El vejo hombre miraba con desdén el
cajón de su velador. En la pequeña estructura cabían apenas seis o siete cosas,
pero en esos instantes de su vida eran esas las cosas que más le importaban.
Llevaba cerca de una hora sentado al borde de la cama mirando el contenido del
cajón, sin atreverse a escudriñar dentro de él. Por encima sólo se veían
papeles desordenados que parecían estar cubriendo algo, pues se abultaban sobre
la superficie del fondo del cajón, dejando ver una forma irregular que no
permitía sospechar a qué correspondía.
Una hora.

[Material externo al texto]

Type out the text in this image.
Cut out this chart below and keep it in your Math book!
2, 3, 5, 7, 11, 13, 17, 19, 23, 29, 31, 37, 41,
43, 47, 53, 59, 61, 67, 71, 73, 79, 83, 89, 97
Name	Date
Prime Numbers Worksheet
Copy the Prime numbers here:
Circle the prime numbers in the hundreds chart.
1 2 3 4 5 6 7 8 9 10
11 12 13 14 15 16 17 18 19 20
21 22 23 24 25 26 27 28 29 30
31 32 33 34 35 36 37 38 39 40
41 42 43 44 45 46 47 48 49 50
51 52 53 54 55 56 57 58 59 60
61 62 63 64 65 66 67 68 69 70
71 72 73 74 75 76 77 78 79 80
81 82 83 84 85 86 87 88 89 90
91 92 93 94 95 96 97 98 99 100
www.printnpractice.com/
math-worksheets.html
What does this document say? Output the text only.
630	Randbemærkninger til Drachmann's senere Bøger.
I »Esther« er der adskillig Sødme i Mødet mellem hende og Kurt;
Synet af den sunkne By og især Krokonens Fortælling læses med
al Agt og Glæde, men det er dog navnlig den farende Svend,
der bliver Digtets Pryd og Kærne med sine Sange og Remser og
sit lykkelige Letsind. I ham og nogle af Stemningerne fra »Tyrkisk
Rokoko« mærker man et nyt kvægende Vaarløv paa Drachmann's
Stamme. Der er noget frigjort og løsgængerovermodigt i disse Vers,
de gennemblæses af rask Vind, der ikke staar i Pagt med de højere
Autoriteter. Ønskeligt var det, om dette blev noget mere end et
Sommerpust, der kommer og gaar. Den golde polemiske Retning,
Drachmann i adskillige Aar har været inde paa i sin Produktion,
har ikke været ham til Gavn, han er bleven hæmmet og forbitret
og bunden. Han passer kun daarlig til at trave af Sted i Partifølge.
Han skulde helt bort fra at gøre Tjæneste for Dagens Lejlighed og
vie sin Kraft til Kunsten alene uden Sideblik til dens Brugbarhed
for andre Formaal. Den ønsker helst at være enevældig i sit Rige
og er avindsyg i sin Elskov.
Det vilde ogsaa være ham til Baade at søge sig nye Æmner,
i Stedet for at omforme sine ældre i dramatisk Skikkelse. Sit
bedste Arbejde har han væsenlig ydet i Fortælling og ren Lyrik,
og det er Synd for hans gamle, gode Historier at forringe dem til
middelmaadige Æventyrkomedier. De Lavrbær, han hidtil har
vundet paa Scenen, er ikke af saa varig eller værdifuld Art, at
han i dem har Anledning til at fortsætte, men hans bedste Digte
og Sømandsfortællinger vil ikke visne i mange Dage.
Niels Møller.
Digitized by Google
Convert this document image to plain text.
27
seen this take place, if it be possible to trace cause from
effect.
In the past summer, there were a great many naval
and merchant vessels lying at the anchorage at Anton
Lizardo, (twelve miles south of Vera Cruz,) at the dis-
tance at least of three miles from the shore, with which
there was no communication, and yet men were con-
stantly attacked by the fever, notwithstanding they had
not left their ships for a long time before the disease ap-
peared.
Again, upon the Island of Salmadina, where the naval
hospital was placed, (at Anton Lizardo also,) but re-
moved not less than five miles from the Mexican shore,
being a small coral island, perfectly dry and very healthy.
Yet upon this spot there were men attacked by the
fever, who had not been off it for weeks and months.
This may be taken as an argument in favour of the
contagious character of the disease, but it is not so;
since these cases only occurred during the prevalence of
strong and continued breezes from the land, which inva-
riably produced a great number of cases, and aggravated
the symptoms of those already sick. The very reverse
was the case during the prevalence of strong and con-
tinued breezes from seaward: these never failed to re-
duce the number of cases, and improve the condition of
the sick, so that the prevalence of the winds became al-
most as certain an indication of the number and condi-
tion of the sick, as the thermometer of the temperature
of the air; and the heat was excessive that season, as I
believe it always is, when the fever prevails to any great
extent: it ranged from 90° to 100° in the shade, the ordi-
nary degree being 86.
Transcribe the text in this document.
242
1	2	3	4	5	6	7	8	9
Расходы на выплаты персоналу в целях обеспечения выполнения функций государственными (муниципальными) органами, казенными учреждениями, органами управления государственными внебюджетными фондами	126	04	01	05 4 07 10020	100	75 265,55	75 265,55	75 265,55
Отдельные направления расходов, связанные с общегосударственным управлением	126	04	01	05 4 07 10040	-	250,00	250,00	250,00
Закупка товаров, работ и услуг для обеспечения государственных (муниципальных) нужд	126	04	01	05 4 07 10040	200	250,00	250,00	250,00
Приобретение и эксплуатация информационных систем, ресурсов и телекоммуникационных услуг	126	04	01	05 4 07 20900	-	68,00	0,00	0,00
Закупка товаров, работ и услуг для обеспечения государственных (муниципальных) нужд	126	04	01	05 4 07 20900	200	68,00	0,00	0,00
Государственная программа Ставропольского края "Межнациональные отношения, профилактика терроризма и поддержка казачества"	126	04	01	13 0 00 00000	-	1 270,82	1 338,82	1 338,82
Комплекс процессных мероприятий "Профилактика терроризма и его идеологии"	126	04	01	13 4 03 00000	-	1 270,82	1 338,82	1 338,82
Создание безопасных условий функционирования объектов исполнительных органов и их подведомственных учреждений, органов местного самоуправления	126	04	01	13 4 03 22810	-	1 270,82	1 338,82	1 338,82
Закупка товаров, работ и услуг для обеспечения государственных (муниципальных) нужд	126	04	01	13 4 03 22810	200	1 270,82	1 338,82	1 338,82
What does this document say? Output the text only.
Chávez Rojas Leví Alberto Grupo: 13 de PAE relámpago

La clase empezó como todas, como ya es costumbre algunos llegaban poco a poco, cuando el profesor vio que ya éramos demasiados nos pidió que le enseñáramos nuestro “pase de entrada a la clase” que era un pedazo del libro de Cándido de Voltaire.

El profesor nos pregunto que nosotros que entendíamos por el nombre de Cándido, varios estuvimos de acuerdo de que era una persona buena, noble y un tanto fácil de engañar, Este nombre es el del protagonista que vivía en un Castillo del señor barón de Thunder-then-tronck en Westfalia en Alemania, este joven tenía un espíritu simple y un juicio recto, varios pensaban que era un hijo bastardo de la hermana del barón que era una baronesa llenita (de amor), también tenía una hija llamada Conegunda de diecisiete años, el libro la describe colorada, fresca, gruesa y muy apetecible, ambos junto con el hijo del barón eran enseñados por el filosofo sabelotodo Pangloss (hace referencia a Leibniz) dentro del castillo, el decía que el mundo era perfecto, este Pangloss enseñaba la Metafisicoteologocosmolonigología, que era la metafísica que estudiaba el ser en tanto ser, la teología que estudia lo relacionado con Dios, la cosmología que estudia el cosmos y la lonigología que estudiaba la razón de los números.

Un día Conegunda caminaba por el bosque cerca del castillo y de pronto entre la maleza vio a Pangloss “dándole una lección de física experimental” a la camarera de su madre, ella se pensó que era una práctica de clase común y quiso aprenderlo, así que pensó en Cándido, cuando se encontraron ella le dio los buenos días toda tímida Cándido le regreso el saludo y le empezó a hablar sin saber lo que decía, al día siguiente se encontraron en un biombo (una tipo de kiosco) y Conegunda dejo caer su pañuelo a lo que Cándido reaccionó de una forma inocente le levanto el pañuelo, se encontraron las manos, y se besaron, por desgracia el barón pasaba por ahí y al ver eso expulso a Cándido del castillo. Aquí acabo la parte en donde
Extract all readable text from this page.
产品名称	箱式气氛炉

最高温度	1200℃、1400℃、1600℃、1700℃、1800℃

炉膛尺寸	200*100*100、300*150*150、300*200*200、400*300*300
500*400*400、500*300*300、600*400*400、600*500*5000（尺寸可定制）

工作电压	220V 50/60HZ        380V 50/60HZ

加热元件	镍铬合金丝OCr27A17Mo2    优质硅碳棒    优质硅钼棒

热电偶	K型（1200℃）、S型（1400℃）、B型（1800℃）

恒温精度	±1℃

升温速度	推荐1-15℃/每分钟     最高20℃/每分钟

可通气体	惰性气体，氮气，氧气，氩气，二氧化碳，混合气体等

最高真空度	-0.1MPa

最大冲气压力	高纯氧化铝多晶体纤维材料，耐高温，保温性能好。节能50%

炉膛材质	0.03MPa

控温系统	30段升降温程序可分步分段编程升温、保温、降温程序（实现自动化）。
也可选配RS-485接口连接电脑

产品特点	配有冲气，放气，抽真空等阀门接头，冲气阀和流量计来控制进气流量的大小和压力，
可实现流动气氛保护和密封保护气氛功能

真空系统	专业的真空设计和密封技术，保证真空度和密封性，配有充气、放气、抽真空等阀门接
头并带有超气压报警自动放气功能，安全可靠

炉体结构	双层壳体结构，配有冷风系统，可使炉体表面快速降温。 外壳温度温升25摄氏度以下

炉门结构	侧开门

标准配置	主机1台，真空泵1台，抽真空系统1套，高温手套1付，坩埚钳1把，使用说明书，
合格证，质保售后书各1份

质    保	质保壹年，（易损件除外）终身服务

El hombre seguía sentado al
borde de su cama, ya vestido, mirando los papeles dentro del cajón de su
velador. Por el lado de los papeles se dejaba ver una chequera de material
plástico que imitaba cuero, donde guardaba sus cheques y tarjetas de débito y
crédito, aquellas que financiaban su vida y que en ese momento no eran el foco
de su mirada; su vista estaba clavada en los papeles, y en aquello que yacía debajo
de ellos, y que por algún desconocido motivo para él en ese instante, no se
atrevía a tomar o mover.
Dos horas. Los papeles dentro del cajón
permanecían incólumes, tal como su mirada se mantenía fija en ellos. El
contenido de los papeles era bastante variopinto: cuentas pagadas, cartas con
ofertas bancarias de créditos, listas de teléfonos antiguos, inclusive hasta
una breve lista de compras de supermercado. Nada de ello era de su interés o
necesidad en ese instante, mas le era imposible despegar su mirada de ellos, y
de lo que yacía por debajo; de hecho todo su interés estaba concentrado en lo
que había debajo de los papeles, y que no era capaz de dejar de mirar
insistentemente, pero sin atreverse a tocar nada, como si ello rompiera un
extraño orden que no debería ser roto.
Tres horas. El viejo hombre seguía
sentado en el borde de la cama, su vista seguía clavada en el contenido del
cajón del velador oculto por los papeles, y los papeles seguían en el mismo
lugar de siempre. De pronto un impulso le hizo romper su inercia, y de la nada
metió la mano al cajón, levantó los papeles y sacó lo que estaba oculto bajo
ellos. En su mano derecha descansaba un revólver calibre .38 con una sola bala
en su nuez, la que había colocado la madrugada anterior, esperando a que su
mente le dijera que su tiempo había llegado.